Market Crash on Monday April 27, 2015?

by JDH on March 14, 2015

Historically, market crashes don’t happen from the peak.  The market makes a new high, then corrects, then goes up, and only when all buying is exhausted does the market crash.

The DOW peaked at 14,164 on October 7, 2007, and didn’t bottom until November 26, 2007, at 12,743, a 10% loss in 48 days.

DOWMarch6-2009

On August 28, 2008 the DOW hit 11,715.  On October 27, 2008 the DOW hit 8,176.  That was a 30% drop in 60 days.

The “final” bottom didn’t occur until March 6, 2009 when the DOW touched 6,626.94, a drop of 53% from the peak in October, 2007.

My point is this: the market doesn’t make a new high and then crash.  Corrections, or crashes, occur gradually, and then all at once.  That may appear to be a contradictory statement, but it isn’t.  The market peaks, then eases, and then as buyers get nervous downward pressure builds and then you have a crash.

Historically these surprise crashes tend to happen somewhere in the range of 55 days after a peak, as shown in the above examples.  Could be 48 days.  Could be 60, but it’s somewhere in that range.

Which brings us to March 2, 2015 when the DOW made an all-time high of 18,288.63, and we have had no highs since then.  On Thursday and Friday the DOW dropped into the 17,630 range, a decrease of 4% since the peak. That could be it.  More money may be printed on Monday, the markets recover, and it’s on to new highs.

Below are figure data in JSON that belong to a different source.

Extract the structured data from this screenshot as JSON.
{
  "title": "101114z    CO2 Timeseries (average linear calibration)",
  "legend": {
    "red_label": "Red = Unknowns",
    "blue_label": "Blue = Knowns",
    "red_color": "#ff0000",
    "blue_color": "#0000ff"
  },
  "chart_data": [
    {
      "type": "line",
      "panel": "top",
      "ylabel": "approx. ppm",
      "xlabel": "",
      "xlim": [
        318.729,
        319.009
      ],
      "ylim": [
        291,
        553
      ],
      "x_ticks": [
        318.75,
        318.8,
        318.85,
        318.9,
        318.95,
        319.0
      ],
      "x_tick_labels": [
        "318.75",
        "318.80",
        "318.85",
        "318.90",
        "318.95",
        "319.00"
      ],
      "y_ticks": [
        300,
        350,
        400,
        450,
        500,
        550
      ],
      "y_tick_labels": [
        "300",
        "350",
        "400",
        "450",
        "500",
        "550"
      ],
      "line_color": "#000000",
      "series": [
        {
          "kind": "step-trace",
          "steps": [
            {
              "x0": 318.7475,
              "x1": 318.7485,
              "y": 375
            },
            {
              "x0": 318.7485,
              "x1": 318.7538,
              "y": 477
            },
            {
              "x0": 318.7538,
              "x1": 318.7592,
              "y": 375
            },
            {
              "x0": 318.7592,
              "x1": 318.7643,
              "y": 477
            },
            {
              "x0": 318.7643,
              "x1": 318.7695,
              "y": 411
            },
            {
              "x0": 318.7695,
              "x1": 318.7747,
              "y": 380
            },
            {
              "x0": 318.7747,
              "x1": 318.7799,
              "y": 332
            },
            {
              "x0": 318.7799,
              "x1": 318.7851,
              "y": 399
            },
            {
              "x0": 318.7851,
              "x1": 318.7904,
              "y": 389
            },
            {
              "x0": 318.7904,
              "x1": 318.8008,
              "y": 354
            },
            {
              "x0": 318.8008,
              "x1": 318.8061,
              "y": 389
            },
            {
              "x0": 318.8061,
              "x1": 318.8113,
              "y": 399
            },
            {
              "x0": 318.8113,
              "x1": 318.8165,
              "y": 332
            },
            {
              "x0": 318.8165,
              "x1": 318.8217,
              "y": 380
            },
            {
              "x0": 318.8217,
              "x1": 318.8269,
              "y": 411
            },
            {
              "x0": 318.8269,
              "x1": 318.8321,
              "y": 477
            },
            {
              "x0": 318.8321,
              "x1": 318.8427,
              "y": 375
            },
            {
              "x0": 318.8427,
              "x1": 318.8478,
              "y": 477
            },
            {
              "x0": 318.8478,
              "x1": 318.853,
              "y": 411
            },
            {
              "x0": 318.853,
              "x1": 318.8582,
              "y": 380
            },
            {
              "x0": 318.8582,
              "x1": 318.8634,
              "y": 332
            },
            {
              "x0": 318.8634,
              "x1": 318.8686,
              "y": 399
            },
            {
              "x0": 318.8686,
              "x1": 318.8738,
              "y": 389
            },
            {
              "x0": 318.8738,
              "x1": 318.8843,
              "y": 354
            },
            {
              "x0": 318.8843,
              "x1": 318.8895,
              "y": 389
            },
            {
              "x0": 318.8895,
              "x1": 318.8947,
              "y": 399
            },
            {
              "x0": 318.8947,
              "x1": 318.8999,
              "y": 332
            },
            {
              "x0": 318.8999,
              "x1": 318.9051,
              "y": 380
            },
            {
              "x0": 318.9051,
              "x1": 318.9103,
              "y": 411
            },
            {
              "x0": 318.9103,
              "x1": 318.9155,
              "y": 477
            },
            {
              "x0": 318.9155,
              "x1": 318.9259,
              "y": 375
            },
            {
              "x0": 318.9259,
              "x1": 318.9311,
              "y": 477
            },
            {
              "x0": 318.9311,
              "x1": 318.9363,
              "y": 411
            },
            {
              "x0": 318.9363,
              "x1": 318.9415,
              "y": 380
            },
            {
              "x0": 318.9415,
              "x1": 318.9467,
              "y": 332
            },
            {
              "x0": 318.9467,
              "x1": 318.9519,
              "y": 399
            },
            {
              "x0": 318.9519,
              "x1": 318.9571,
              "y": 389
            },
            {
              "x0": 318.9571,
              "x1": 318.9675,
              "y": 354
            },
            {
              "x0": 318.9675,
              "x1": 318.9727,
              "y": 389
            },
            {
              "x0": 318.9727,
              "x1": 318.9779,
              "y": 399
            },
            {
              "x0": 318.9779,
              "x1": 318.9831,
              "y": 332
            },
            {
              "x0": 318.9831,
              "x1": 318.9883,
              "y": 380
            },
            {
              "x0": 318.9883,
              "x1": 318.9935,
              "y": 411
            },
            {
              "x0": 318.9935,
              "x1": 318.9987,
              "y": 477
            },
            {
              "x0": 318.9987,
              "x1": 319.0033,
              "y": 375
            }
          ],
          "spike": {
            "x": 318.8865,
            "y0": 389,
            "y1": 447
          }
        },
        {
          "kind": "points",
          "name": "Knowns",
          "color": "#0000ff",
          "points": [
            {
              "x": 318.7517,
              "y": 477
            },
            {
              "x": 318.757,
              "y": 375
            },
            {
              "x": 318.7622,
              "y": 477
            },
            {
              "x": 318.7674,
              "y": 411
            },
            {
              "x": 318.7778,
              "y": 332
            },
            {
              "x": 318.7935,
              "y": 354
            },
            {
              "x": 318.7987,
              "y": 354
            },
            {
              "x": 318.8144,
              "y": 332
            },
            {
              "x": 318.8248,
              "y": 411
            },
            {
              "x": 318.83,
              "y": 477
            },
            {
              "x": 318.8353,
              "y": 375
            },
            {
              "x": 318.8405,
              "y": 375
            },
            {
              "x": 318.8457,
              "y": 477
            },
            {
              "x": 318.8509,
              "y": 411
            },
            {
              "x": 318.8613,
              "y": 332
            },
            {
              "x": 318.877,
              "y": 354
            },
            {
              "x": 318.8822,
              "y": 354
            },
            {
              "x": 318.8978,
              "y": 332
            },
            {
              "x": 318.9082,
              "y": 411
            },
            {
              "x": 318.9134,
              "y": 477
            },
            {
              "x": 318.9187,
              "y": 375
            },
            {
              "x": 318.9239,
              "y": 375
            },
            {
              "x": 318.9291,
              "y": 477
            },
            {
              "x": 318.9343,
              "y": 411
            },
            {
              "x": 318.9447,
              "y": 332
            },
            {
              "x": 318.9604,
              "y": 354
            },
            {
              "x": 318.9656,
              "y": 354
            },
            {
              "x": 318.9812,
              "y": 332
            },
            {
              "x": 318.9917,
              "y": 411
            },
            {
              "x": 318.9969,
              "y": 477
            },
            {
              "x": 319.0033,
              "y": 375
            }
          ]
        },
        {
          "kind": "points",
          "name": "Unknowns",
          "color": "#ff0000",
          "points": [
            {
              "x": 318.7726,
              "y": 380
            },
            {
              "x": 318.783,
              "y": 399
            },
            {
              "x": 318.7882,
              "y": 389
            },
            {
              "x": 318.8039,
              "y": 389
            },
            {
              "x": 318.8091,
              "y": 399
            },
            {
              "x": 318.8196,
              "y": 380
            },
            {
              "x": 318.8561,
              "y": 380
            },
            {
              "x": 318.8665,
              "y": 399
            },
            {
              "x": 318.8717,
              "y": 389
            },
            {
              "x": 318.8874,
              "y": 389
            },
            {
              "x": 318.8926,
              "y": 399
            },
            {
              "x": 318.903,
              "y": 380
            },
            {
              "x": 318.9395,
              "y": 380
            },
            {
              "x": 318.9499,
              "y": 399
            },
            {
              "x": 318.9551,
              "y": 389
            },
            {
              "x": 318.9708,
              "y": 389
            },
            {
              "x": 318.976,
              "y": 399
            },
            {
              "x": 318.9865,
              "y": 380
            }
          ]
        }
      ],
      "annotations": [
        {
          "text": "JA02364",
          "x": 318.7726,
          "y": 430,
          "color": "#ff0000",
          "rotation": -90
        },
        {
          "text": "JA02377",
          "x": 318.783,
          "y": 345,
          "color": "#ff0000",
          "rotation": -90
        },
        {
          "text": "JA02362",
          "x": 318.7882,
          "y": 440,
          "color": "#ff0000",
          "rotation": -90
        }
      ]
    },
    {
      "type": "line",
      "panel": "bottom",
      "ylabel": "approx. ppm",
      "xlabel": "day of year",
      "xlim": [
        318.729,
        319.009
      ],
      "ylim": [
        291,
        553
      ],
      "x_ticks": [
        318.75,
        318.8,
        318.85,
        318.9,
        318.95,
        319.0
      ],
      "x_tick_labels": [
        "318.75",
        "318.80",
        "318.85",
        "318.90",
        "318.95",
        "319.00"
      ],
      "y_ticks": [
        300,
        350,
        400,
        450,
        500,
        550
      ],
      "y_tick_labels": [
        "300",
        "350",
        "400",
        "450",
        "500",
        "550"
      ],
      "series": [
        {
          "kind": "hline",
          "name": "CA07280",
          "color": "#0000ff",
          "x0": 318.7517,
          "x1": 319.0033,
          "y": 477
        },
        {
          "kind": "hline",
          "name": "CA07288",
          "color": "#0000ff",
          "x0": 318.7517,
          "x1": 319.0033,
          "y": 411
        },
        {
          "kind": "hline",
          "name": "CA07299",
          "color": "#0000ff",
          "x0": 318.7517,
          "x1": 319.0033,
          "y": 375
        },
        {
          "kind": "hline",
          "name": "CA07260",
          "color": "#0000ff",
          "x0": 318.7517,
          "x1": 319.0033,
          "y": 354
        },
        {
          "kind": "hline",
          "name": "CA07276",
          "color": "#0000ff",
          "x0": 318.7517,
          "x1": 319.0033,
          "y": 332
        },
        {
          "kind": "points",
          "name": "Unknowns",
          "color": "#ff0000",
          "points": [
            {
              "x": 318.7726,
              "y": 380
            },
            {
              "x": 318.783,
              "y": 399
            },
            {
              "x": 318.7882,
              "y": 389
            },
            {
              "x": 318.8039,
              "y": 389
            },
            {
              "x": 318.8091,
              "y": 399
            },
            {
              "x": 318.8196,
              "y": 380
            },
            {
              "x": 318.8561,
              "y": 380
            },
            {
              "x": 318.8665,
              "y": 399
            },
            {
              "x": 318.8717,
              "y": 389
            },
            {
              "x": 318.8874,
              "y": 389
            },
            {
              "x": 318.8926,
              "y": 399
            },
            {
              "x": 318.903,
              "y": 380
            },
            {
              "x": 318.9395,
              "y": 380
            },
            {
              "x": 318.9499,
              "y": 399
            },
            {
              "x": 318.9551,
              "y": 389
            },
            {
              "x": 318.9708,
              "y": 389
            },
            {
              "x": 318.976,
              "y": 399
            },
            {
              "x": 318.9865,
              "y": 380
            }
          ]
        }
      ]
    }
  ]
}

But, if we don’t see a new high before Monday April 27, 2015, which is 56 days since the peak, it may be time to get nervous, because that’s when unexpected crashes happen.

This six plus year bull market is fueled entirely by government money printing.  Structural unemployment remains very high (labor force participation is very low, which leads to artificially impressive unemployment numbers), consumer debt is high, and commodity prices are low, which is not a sign of an economic recovery.

Something has to give at some point, so holding cash is not a bad idea.  Cash will be king after the crash.

My plan?  It’s not April yet, so let the good times roll.  I’m doing covered writes every week on my core holdings, to mitigate my losses, or to leave me positioned for gains.  So far, it’s worked out well.  We shall see.